Friday, June 14, 2013

Yankees Play Two to Lose One and the Pattern Continues: Time For a Shake Up Part I

It took 18 innings and overs 5 1/2 hrs, but the Yankees completed an embarrassing three game sweep at the hands of the Oakland A's Thursday, 3-2. Now, don't get me wrong, losing to the A's is not embarrassing. in itself. They're a good ball club and are red hot, winners of 9 of 12 and 41-27 overall.

The inconsistency of the Yankees performance is what is troubling. We all knew that eventually the talent level on the roster would catch up to the standings.  It's been a topsy turvy season due to all the injuries, the reliance on players that aren't used to playing every day, are past their prime, or are injury prone or any combination of the aforementioned.

The starting pitching, once a strength, has struggled outside of Hiroki Kuroda. Kuroda was on the hill in Thursday's finale with the A's and completely dominated the Oakland lineup over eight innings. He allowed two hits and two earned runs and had nothing to show for it in the box score.  The Yankees offense  sputtered as it did the entire three game series in Oakland.

Two runs in 18 innings Thursday and eight total runs in the series' 36 innings; that was the entire Yankees output in the series. Robinson Cano's 16th home run of the season accounted for all of the Yankees runs in the finale and that occurred in the 1st inning. The rest of the day was one wasted opportunity after another or no opportunities at all.

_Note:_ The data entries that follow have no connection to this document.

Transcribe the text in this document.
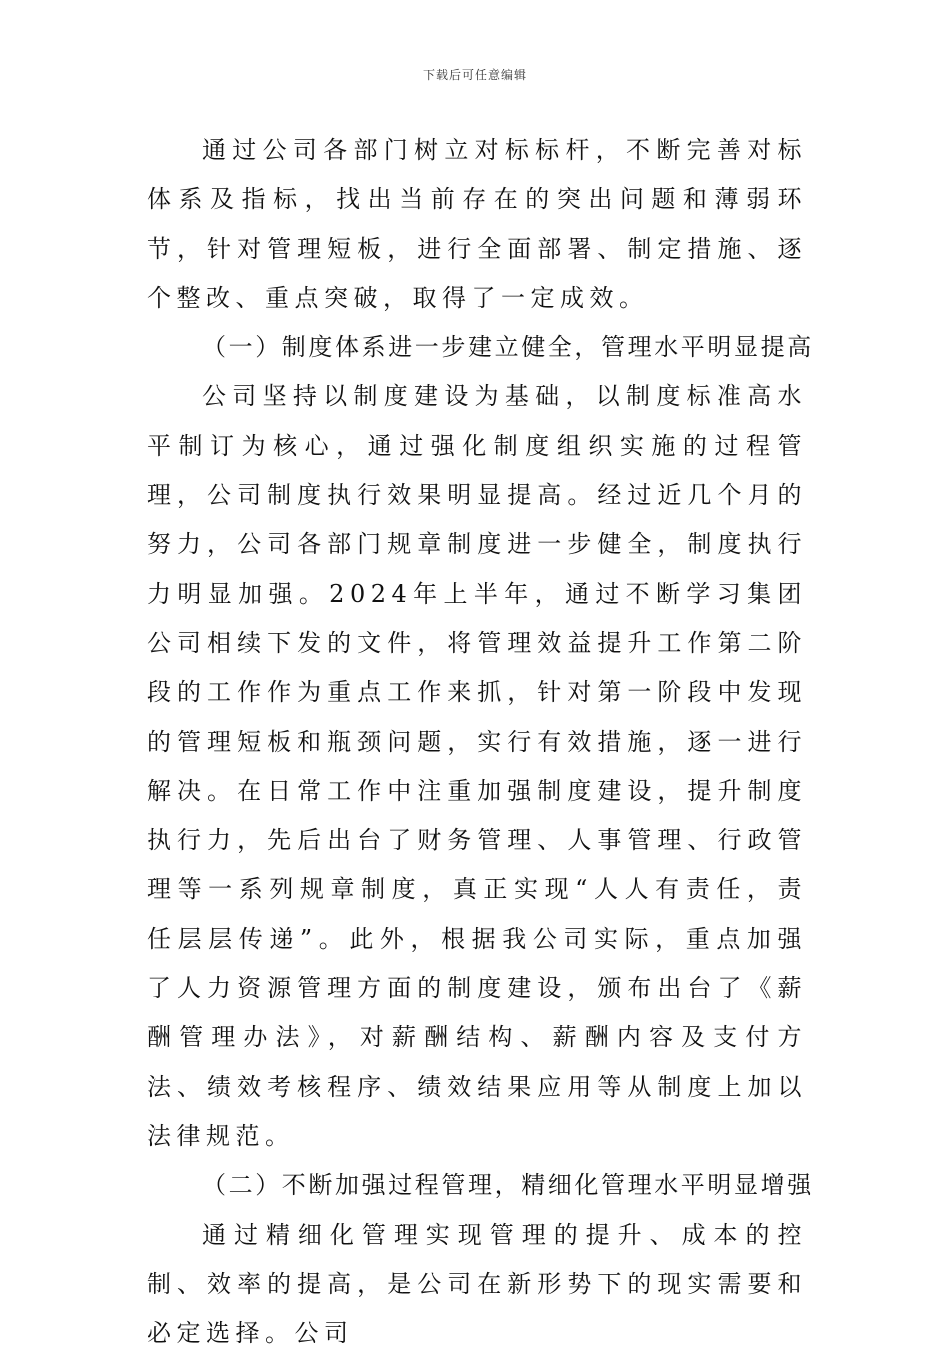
下载后可任意编辑

通过公司各部门树立对标标杆，不断完善对标体系及指标，找出当前存在的突出问题和薄弱环节，针对管理短板，进行全面部署、制定措施、逐个整改、重点突破，取得了一定成效。

（一）制度体系进一步建立健全，管理水平明显提高

公司坚持以制度建设为基础，以制度标准高水平制订为核心，通过强化制度组织实施的过程管理，公司制度执行效果明显提高。经过近几个月的努力，公司各部门规章制度进一步健全，制度执行力明显加强。2024年上半年，通过不断学习集团公司相续下发的文件，将管理效益提升工作第二阶段的工作作为重点工作来抓，针对第一阶段中发现的管理短板和瓶颈问题，实行有效措施，逐一进行解决。在日常工作中注重加强制度建设，提升制度执行力，先后出台了财务管理、人事管理、行政管理等一系列规章制度，真正实现“人人有责任，责任层层传递”。此外，根据我公司实际，重点加强了人力资源管理方面的制度建设，颁布出台了《薪酬管理办法》，对薪酬结构、薪酬内容及支付方法、绩效考核程序、绩效结果应用等从制度上加以法律规范。

（二）不断加强过程管理，精细化管理水平明显增强

通过精细化管理实现管理的提升、成本的控制、效率的提高，是公司在新形势下的现实需要和必定选择。公司
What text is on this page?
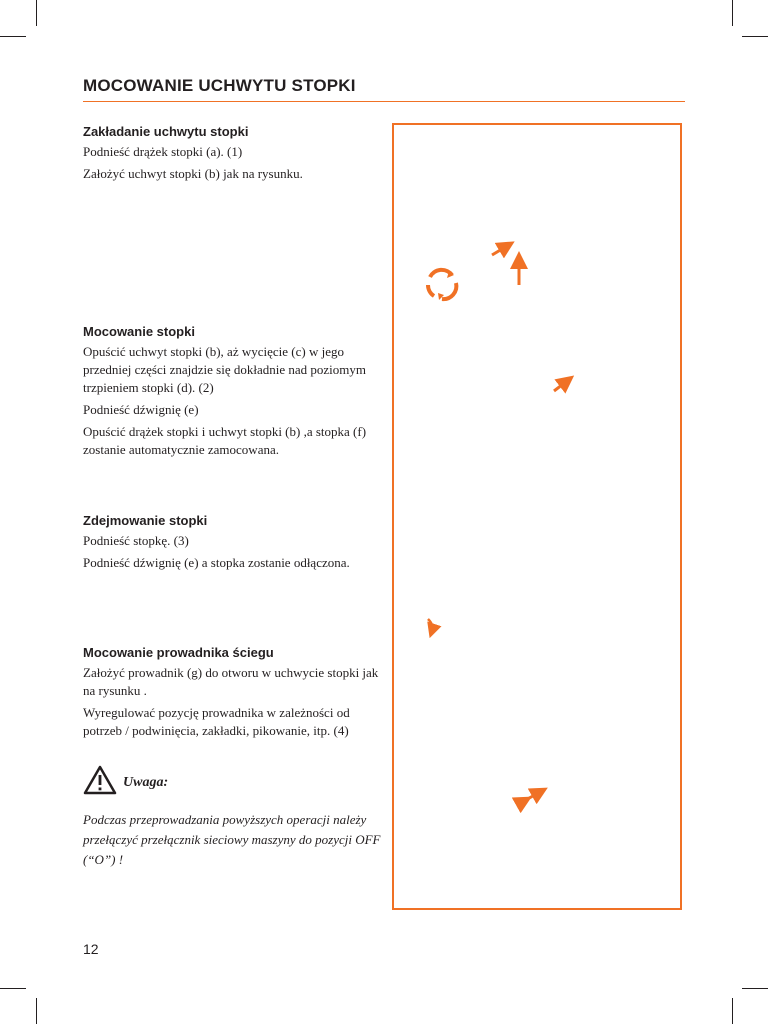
MOCOWANIE UCHWYTU STOPKI
Zakładanie uchwytu stopki

Podnieść drążek stopki (a). (1)

Założyć uchwyt stopki (b) jak na rysunku.

Mocowanie stopki

Opuścić uchwyt stopki (b), aż wycięcie (c) w jego przedniej części znajdzie się dokładnie nad poziomym trzpieniem stopki (d). (2)

Podnieść dźwignię (e)

Opuścić drążek stopki i uchwyt stopki (b) ,a stopka (f) zostanie automatycznie zamocowana.

Zdejmowanie stopki

Podnieść stopkę. (3)

Podnieść dźwignię (e) a stopka zostanie odłączona.

Mocowanie prowadnika ściegu

Założyć prowadnik (g) do otworu w uchwycie stopki jak na rysunku .

Wyregulować pozycję prowadnika w zależności od potrzeb / podwinięcia, zakładki, pikowanie, itp. (4)

Uwaga:
Podczas przeprowadzania powyższych operacji należy przełączyć przełącznik sieciowy maszyny do pozycji OFF (“O”) !
12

The Yankees finished with 10 hits on the day with 80% of the production from Cano (3), Ichiro Suzuki (3), and Brett Gardner (2).  The pen did a fantastic job to keep the game even, particularly Adam Warren, who tossed six scoreless innings. The A's finally pulled things out with a run off of Preston Claiborne and an ineffective Mariano Rivera. Remarkably the team remained just three games behind first place Boston in the AL East and just two games back in the loss column.

That's why the Yankees need to shake things up before things get worse, especially when it comes to the replacement players that were brought in.

The culprits: Let's start with Vernon Wells. The Yankees primary left fielder started out like a house afire - a .911 OPS in the month of April with six home runs and 13 RBI. Since then Wells is 27-146 (.185) and just 4-42 in the month of June. Wells' main accomplishment has been to stay healthy, which is no small feat for him.

Kevin Youkilis seemed like a good stop gap measure with no Alex Rodriguez around, but after an adequate .769 OPS in 17 games, he missed all but one game in May due to a bad back and is 5-37 (.135) in June.

Travis Hafner appeared to be completely rejuvenated in April - a 1.104 OPS with six home runs and 17 RBI in 22 games. MVP type numbers, but "Pronk" is 16-102 (.157) since then with four home runs and 12 RBI.

Lyle Overbay's playing time has been cut down considerably since the return of Mark Teixeira, but up until then Overbay played well over his head and produced a number of clutch moments for the team. Less play means less effectiveness and on top of that Overbay is trying to learn a new position (RF). He's had just six hits in his last 31 at-bats. (.194)

The Yankees hoped that the return of Teixeira would infuse more offense, but so far he is still looking to get his groove back. Tex is 8-49 since he returned from the DL, and thought he has managed seven walks, three home runs, and 12 RBI in 13 games, a .367 slugging percentage is nothing to brag about.

I have already speculated that Ichiro Suzuki's days in the Bronx could be numbered. A .644 OPS in April was followed by a .631 OPS in May. About halfway through June and there's no sign of things getting better, evidenced by Ichiro's .634 OPS. A .293 average for the month is an improvement, but all 12 of his hits are singles and he's attempted to steal a base just (successfully) once.

The Yankees announced on Friday that David Adams was sent down to Triple-A to play regularly. Adams did a nice job at first as one of the fill-ins for Youkilis, but owned a .587 OPS when he departed. The Yankees called up outfielder Thomas Neal, a 25-year old with 23 Major League at-bats (With Cleveland). Neal signed prior to the season as a minor league free agent and had a robust .339 average for the Scranton RailRiders. Add on a .426 on-base percentage and a .446 slugging pct. (12 doubles, 2 HR) and you can see why the Yankees feel his right-handed bat might help against left-handed pitching.

Catcher Francisco Cervelli will likely be back before the All-Star break, though no one knows if he'll hit like before he was hurt. Curtis Granderson has an outside chance of being back before the break, but is likely to be back afterwards. Derek Jeter just got the clearance to resume baseball activities and Alex Rodriguez, well, there's no real idea when and if "Mr. Makes His Own Trouble" will suit up in a Major League uniform again.

In the meantime, the Yankees may have to dip back into Scranton for players like Ronnier Mustelier or Zoilo Almonte to jump start the offense.